A further object provides such a method which achieves a one-piece jar for lead-acid cells and not requiring any jar heat seals other than the cover-jar heat seal itself. A related and more specific object achieves such jars which are relatively free from distortion, thereby minimizing, if not eliminating, out-of-square jars that complicate the heat sealing operation of the cover to such jars.
Yet another object provides a one-piece jar having uniform wall thickness and the ability to alter the internal jar dimensions as desired.
A still further object provides a one-piece cell jar having structure which allows the cell to be readily lifted by automated equipment, yet which does not detract from the other criteria that must be satisfied.
Another object of the present invention provides a cover-jar design that satisfies the criteria described herein while simplifying the cover-jar sealing operation.

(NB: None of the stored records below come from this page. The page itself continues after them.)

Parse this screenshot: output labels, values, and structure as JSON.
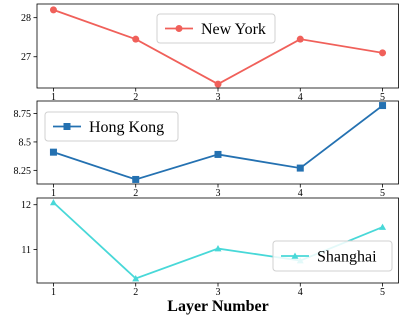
{
  "chart_data": [
    {
      "type": "line",
      "x": [
        1,
        2,
        3,
        4,
        5
      ],
      "series": [
        {
          "name": "New York",
          "values": [
            28.2,
            27.45,
            26.3,
            27.45,
            27.1
          ],
          "color": "#f0605a",
          "marker": "circle"
        }
      ],
      "ylim": [
        26.2,
        28.35
      ],
      "yticks": [
        27,
        28
      ],
      "xticks": [
        1,
        2,
        3,
        4,
        5
      ],
      "legend": "top-center",
      "grid": false
    },
    {
      "type": "line",
      "x": [
        1,
        2,
        3,
        4,
        5
      ],
      "series": [
        {
          "name": "Hong Kong",
          "values": [
            8.41,
            8.17,
            8.39,
            8.27,
            8.82
          ],
          "color": "#2471b1",
          "marker": "square"
        }
      ],
      "ylim": [
        8.13,
        8.86
      ],
      "yticks": [
        8.25,
        8.5,
        8.75
      ],
      "xticks": [
        1,
        2,
        3,
        4,
        5
      ],
      "legend": "top-left",
      "grid": false
    },
    {
      "type": "line",
      "x": [
        1,
        2,
        3,
        4,
        5
      ],
      "series": [
        {
          "name": "Shanghai",
          "values": [
            12.05,
            10.35,
            11.02,
            10.75,
            11.5
          ],
          "color": "#48d8d8",
          "marker": "triangle"
        }
      ],
      "ylim": [
        10.25,
        12.15
      ],
      "yticks": [
        11,
        12
      ],
      "xticks": [
        1,
        2,
        3,
        4,
        5
      ],
      "legend": "bottom-right",
      "grid": false
    }
  ],
  "xlabel": "Layer Number"
}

A more specific aspect lies in the provision of a cover design which facilitates guiding the cover into proper alignment for such sealing operation.
Other objects and advantages of the present invention will become apparent as the following description proceeds. While the present invention will be described primarily with respect to use in sealed and flooded electrolyte lead-acid cells, the present invention can be advantageously used in any application for a single cell where a series of containers are needed to accommodate various cell sizes, regardless of the electrochemical system involved.